Irap su lavoratori stagionali 2018
Dott. Alessio Pistone | 28/12/2017
In via transitoria per il 2018, l’art. 1 comma 116 della legge di bilancio 2018 dispone la deducibilità integrale, ai fini IRAP, del costo dei lavoratori stagionali. A regime, la deduzione compete, invece, in misura pari al 70%, al ricorrere dei requisiti fissati dalla norma.

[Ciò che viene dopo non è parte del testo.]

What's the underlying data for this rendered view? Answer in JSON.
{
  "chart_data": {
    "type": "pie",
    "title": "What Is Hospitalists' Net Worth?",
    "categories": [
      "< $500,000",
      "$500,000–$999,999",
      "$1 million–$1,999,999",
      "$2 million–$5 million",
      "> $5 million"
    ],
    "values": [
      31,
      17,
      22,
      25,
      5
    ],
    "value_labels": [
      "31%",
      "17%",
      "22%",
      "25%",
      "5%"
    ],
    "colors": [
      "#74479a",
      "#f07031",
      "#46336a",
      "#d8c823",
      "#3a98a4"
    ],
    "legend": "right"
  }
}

In particolare, possono beneficiare della deduzione i soggetti che determinano la base imponibile ai sensi degli artt. 5-9 del DLgs. 446/97, vale a dire:
– imprese (incluse banche, altre società finanziarie e assicurazioni);
– titolari di reddito di lavoro autonomo (professionisti individuali e studi associati);
– soggetti operanti nel settore agricolo (ove ancora soggetti al tributo).
Per gli enti non commerciali e le amministrazioni pubbliche, la deduzione compete con riferimento al personale impiegato (anche promiscuamente) nell’attività commerciale eventualmente esercitata, la cui base imponibile é determinata secondo le regole proprie delle società di capitali (art. 5 del DLgs. 446/97).

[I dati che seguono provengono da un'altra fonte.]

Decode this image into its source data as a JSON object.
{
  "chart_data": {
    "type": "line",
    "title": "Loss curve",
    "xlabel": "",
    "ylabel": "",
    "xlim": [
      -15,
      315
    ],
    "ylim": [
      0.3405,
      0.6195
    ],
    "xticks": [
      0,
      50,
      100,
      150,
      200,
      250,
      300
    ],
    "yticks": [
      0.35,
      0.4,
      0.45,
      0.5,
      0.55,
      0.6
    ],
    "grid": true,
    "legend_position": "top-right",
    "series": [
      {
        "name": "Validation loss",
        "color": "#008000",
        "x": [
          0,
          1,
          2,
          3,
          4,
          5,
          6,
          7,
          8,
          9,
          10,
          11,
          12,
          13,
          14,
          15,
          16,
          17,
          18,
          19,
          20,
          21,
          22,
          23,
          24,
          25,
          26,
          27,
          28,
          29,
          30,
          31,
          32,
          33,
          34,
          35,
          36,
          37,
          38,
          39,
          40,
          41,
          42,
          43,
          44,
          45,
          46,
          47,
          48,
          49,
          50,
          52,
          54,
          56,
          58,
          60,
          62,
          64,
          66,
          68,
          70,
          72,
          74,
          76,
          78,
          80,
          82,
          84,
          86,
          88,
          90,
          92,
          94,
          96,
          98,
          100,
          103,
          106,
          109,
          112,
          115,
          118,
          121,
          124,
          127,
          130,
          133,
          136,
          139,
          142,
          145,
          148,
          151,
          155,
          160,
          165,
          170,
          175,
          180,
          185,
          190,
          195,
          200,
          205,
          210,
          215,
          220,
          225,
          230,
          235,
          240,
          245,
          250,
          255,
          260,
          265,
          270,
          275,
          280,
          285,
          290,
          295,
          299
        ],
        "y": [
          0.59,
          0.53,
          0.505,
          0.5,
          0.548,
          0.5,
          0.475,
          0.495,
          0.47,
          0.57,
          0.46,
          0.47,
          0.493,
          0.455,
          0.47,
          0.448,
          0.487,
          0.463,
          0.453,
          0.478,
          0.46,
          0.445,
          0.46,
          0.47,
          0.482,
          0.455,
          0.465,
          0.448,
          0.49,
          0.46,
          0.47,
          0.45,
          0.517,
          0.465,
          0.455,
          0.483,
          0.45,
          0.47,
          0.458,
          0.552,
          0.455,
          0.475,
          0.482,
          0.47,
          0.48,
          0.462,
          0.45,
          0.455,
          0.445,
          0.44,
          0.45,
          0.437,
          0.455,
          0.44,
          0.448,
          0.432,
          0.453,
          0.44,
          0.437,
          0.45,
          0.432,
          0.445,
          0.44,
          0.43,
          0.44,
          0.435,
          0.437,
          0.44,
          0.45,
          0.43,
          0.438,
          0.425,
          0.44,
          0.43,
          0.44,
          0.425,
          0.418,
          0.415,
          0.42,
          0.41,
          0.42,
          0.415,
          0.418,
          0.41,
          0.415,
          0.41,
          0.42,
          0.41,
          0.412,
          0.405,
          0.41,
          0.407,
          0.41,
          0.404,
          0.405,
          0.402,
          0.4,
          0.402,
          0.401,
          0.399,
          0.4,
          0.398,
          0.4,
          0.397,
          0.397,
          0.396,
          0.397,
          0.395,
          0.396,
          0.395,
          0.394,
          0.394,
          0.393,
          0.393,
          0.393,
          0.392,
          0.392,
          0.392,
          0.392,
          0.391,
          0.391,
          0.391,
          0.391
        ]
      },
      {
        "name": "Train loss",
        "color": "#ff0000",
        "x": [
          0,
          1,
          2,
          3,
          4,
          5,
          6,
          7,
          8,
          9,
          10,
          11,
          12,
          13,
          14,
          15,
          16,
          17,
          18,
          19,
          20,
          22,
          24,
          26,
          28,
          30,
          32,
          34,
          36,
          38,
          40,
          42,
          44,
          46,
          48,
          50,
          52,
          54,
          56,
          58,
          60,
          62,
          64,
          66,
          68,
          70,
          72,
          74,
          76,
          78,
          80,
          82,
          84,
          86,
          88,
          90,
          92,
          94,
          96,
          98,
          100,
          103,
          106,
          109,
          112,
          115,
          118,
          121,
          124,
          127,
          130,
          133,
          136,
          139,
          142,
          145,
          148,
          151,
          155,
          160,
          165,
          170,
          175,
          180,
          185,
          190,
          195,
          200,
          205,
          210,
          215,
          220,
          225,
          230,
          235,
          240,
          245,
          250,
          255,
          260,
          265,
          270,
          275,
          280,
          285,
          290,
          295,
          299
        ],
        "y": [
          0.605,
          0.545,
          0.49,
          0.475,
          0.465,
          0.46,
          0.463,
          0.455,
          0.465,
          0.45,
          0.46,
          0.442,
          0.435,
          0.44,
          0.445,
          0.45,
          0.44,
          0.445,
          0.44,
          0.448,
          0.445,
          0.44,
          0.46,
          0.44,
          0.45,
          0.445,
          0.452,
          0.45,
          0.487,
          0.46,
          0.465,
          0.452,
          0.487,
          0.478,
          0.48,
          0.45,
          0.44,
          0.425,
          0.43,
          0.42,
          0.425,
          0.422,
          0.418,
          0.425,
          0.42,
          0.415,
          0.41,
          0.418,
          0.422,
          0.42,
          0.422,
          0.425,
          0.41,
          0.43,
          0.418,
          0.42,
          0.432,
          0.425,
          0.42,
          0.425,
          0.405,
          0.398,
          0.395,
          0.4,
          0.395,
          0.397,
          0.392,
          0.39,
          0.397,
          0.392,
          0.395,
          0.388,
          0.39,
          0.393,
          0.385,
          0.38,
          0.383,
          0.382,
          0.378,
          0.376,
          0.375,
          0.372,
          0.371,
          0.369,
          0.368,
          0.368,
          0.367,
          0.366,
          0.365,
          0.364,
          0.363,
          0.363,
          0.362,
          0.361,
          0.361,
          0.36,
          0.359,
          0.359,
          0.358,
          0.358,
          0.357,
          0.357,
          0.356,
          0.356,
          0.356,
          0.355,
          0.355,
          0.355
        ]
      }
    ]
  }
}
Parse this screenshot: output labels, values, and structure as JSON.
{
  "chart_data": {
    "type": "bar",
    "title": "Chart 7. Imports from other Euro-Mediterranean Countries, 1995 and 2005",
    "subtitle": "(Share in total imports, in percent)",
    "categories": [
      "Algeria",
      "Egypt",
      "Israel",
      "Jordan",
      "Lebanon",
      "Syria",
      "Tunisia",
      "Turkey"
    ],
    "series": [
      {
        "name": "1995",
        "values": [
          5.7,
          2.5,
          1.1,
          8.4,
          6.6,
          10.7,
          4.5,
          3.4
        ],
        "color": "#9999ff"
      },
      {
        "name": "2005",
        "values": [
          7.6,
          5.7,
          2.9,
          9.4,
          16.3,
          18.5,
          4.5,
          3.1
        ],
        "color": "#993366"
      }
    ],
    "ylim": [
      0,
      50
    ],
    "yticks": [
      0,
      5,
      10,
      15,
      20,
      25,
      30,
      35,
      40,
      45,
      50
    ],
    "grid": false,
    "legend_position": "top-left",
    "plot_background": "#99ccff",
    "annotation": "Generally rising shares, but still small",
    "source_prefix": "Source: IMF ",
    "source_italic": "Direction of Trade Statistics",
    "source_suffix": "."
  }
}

Sotto il profilo oggettivo, in assenza di ulteriori specificazioni si ritiene che attribuiscano il diritto a fruire della deduzione:
– sia il personale assunto temporaneamente per lo svolgimento delle attività a carattere stagionale di cui al DPR 1525/63;
– sia il personale assunto temporaneamente per lo svolgimento delle attività definite stagionali dagli avvisi comuni e dai contratti collettivi nazionali stipulati dalle organizzazioni dei lavoratori e dei datori di lavoro comparativamente più rappresentative.

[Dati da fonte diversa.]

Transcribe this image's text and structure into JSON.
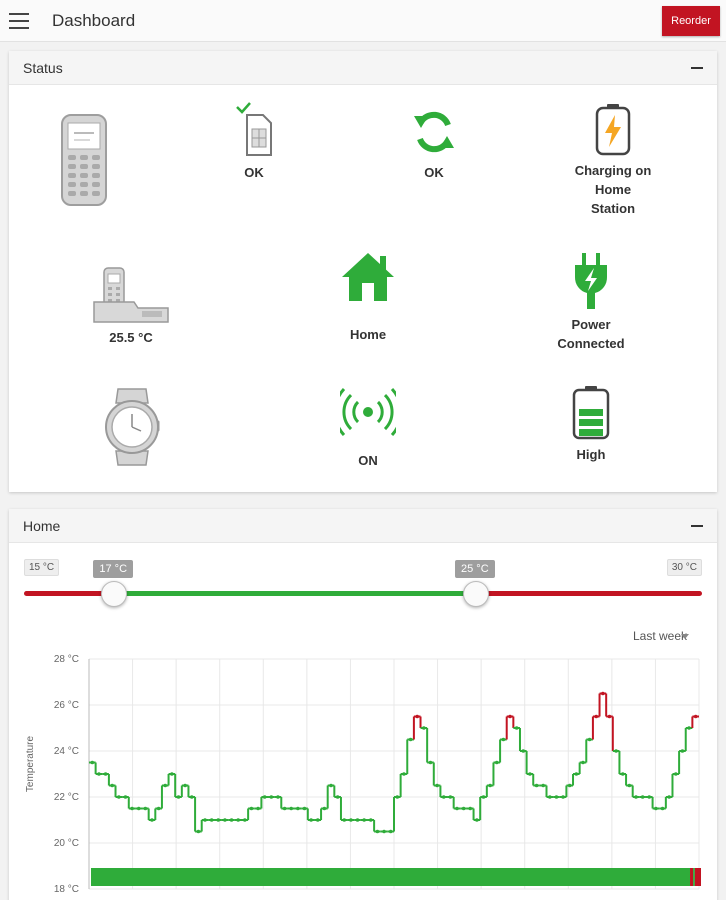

Per attribuire il diritto alla deduzione dei relativi costi, il lavoratore deve risultare impiegato per almeno 120 giorni per due periodi d’imposta. La deduzione spetta a decorrere dal secondo contratto stipulato con lo stesso datore di lavoro nell’arco temporale di due anni a partire dalla data di cessazione del precedente contratto. Per il calcolo dei 120 giorni occorre fare riferimento ai giorni effettivi di impiego computando anche quelli relativi al primo contratto di assunzione. La deduzione è consentita a decorrere dal secondo contratto stipulato con lo stesso datore di lavoro, a condizione che il lavoratore sia complessivamente impiegato per almeno 120 giorni, prendendo anche in considerazione, limitatamente al computo dei giorni, la durata del precedente contratto di lavoro.
Così, ad esempio, se lo stagionale ha lavorato 90 giorni nel periodo d’imposta 2016 (primo contratto) e ne lavora altri 35 nel periodo d’imposta 2017 (secondo contratto) con il medesimo datore di lavoro (per un totale di 125 giorni), la deduzione spetta nel periodo d’imposta 2017. Essa dovrà quindi essere indicata nella dichiarazione IRAP 2018, in misura pari al 70% del costo sostenuto nel 2017.
Se il lavoratore stipula, sempre con lo stesso datore di lavoro, un ulteriore contratto di 85 giorni nel 2018, la deduzione compete anche per tale anno. Infatti, al termine del biennio 2017-2018, il lavoratore risulterà impiegato per 120 giorni. In questo caso, per via della modifica apportata dalla legge di bilancio 2018, l’importo deducibile è pari al 100% del costo sostenuto nel 2018.
Nel 2019, qualora venga stipulato un altro contratto con lo stesso datore di lavoro, ad esempio per 40 giorni, il costo del lavoratore stagionale sarà deducibile anche nel 2019 (nel biennio 2018-2019, infatti, il lavoratore risulterà impiegato per 125 giorni), in misura pari al 70%. Per i datori di lavoro che hanno l’esercizio sociale non coincidente con l’anno solare, non appare chiaro in quale periodo d’imposta la deduzione sia fruibile in misura integrale. Ad esempio, per una srl con periodo d’imposta 1° luglio-30 giugno, andrebbe confermato che la deduzione integrale spetta con riferimento al periodo d’imposta in corso al 1° gennaio 2018, vale a dire nell’esercizio “a cavallo” 1° luglio 2017-30 giugno 2018.